I’m not saying that makes this scanner good, by the way – I’m just clearing up some of the things which anyone just reading the blog/Twitter traffic might not be aware of.

There are a couple of other interesting points which come across if you listen to the programme.

– Mr Bosbach, one of the participants, is Chair of the Bundestag’s Home Affairs Committee. I make no comment about his broader policy position, but just note that he explicitly states three criteria which full-body scanners will have to satisfy before he will consider deploying them in Germany:

  1. They must deliver a quantifiable benefit in terms of increased security;
  2. They must do so in a way which adequately respects passengers’ privacy;
  3. They must do so without risk of causing harm.

Those seem like a pretty rational set of pre-conditions (though they also still leave plenty of wiggle-room about what the benefits might be, how much respect for privacy, and so on).
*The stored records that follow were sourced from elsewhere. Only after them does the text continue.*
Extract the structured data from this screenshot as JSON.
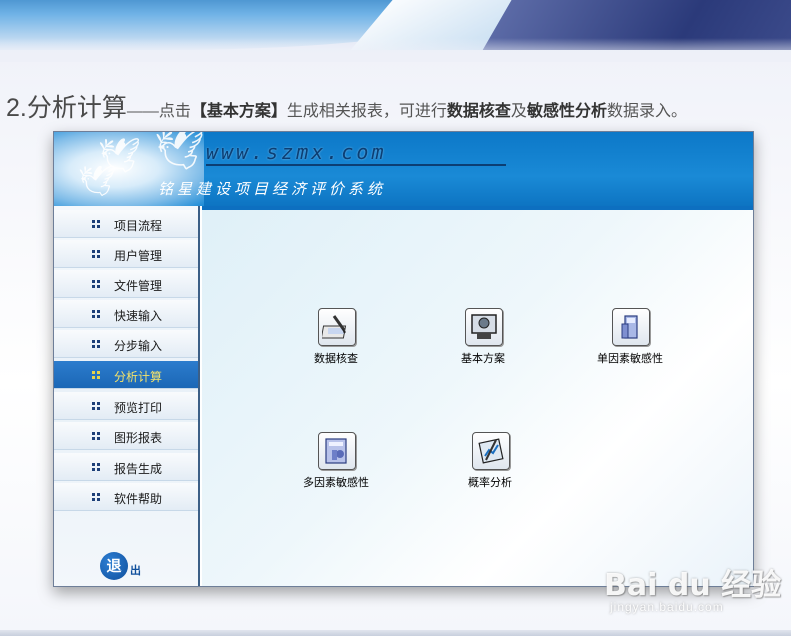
{
  "caption": {
    "step": "2.分析计算",
    "dash": "——",
    "prefix": "点击",
    "bracket_term": "【基本方案】",
    "middle": "生成相关报表，可进行",
    "term1": "数据核查",
    "joiner": "及",
    "term2": "敏感性分析",
    "suffix": "数据录入。"
  },
  "header": {
    "url": "www.szmx.com",
    "system_title": "铭星建设项目经济评价系统"
  },
  "sidebar": {
    "items": [
      {
        "label": "项目流程",
        "active": false
      },
      {
        "label": "用户管理",
        "active": false
      },
      {
        "label": "文件管理",
        "active": false
      },
      {
        "label": "快速输入",
        "active": false
      },
      {
        "label": "分步输入",
        "active": false
      },
      {
        "label": "分析计算",
        "active": true
      },
      {
        "label": "预览打印",
        "active": false
      },
      {
        "label": "图形报表",
        "active": false
      },
      {
        "label": "报告生成",
        "active": false
      },
      {
        "label": "软件帮助",
        "active": false
      }
    ],
    "exit": {
      "main": "退",
      "sub": "出"
    }
  },
  "main": {
    "functions": [
      {
        "label": "数据核查",
        "icon": "data-check-icon"
      },
      {
        "label": "基本方案",
        "icon": "basic-plan-icon"
      },
      {
        "label": "单因素敏感性",
        "icon": "single-factor-icon"
      },
      {
        "label": "多因素敏感性",
        "icon": "multi-factor-icon"
      },
      {
        "label": "概率分析",
        "icon": "probability-icon"
      }
    ]
  },
  "colors": {
    "header_blue": "#0c78c8",
    "sidebar_active": "#2c7ccd",
    "active_text": "#f5e36a"
  },
  "watermark": {
    "logo": "Bai du 经验",
    "url": "jingyan.baidu.com"
  }
}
– Bosbach also notes that even the high-resolution millimeter-wave scanners can be implemented in ways which are more privacy-respecting than the kinds of image we have all seen on the news. For instance, if a scan detects nothing suspect, it can simply respond to the operator with a green “OK” symbol. If something untoward is found, its location can be indicated on a simple stick-figure representing the passenger. No graphical representation of the passenger is needed for either of those steps.
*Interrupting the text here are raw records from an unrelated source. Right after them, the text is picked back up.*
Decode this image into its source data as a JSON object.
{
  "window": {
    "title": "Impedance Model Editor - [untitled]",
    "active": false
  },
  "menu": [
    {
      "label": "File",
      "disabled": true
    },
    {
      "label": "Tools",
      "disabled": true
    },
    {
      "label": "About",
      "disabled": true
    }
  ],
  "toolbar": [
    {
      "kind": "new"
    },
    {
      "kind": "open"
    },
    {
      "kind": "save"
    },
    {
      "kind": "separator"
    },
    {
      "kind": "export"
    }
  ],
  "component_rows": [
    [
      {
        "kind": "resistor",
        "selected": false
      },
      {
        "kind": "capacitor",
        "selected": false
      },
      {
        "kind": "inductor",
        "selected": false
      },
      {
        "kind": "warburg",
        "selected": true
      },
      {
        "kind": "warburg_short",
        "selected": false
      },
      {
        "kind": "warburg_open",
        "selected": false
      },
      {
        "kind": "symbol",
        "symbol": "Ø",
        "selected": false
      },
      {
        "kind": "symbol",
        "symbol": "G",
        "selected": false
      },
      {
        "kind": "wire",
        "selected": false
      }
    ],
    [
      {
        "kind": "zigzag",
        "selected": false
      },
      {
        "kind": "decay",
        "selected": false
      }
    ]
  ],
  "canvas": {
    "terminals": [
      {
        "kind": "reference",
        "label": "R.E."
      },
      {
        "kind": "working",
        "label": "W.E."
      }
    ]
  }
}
Again, I’m not saying that makes such a system desirable – nor am I suggesting that that makes it impossible for the scanner (as opposed to the operator’s display screen) to capture, store, transmit and otherwise process the images it generates.

So, the points about side-scanning and detection of items in jacket pockets illustrate that a failure in this demonstration do not necessarily imply that this scanner (let alone all types of full-body scanner) must be ineffective in all implementations; the points about pre-conditions for implementation, and how data is presented to the operator, illustrate that not all deployments need be equally privacy-intrusive.
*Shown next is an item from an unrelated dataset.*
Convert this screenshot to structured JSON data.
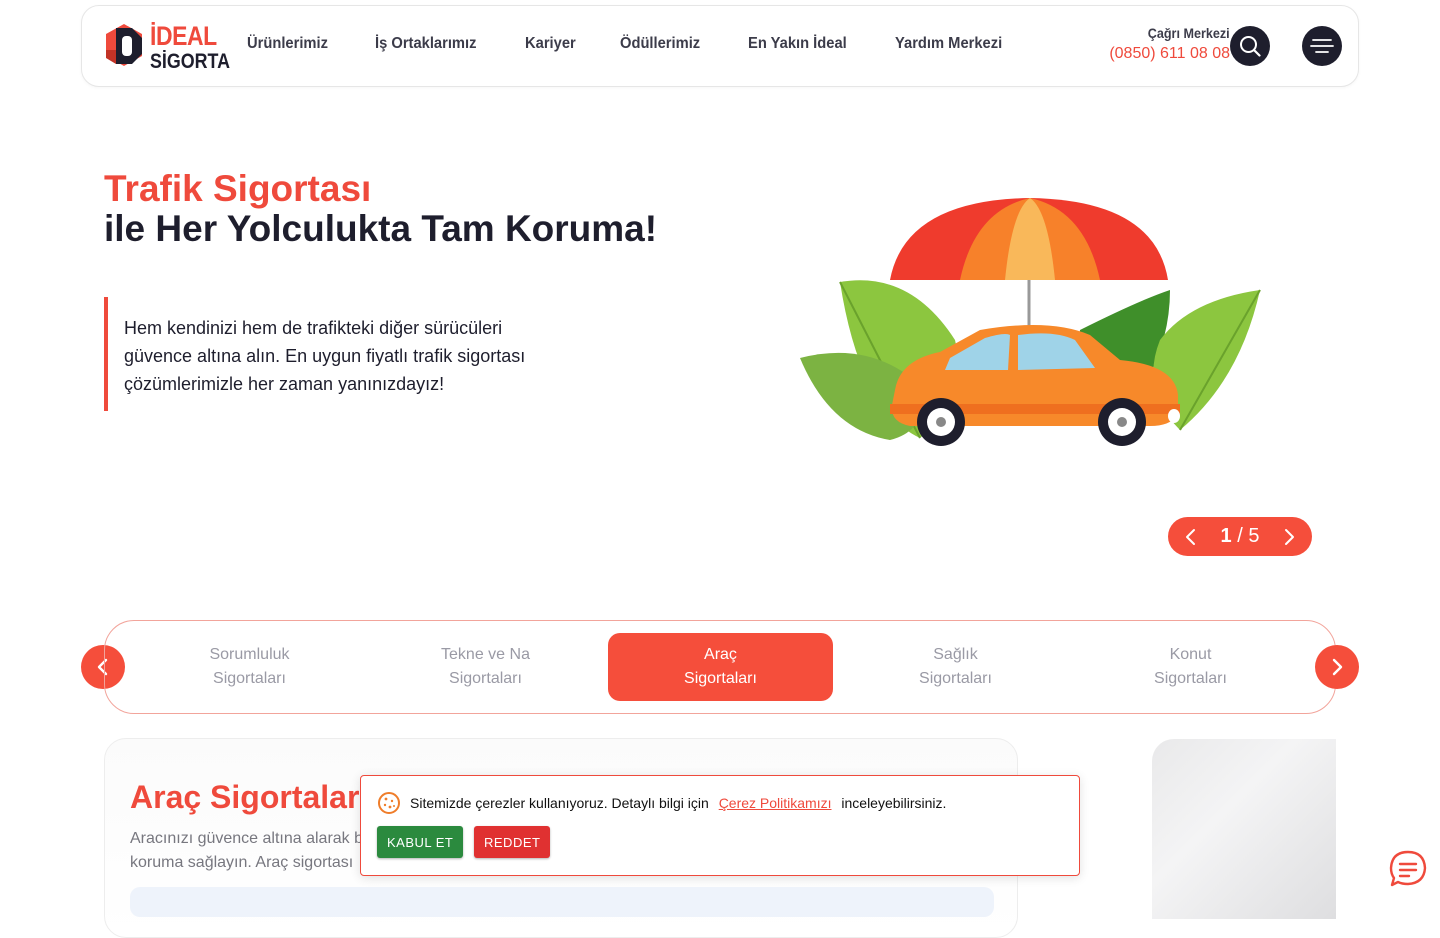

Don’t get me wrong: I’m all for railing against the idiocies of so-called airport “security” measures which maximise passenger inconvenience for no (and in some cases negative) security benefit. For example, I’ve blogged in the past about what is probably the most dangerous place in any airport: that massive queue for the security scanners, where you have a higher density of people than almost anywhere else in the system, and guess what… at that point, no-one has been scanned, and neither has their hand luggage.

I’ve also commented on the arbitrary nonsense which passes for risk mitigation – such as the time when a (lethal and subversive) tennis ball was confiscated from my carry-on luggage on the grounds that it would harden under low air pressure and could be hurled at someone. This, when the Harrods shop in the same terminal would happily sell me a box of golf balls (and a stylish Argyle sock to pop them into), or some nice [censored, I’m not giving you any more free advice on how to arm yourself pre-flight…].

The best technology will fail if it is poorly implemented and badly deployed; and the best deployments can fail to achieve good outcomes if they reflect a fundamentally flawed policy. I seriously doubt that all deployments of full-body scanners (whichever technology they use) will be either effective or privacy-respecting. But I don’t think the argument against them is best conducted by leaving a swathe of relevant factors out of the analysis.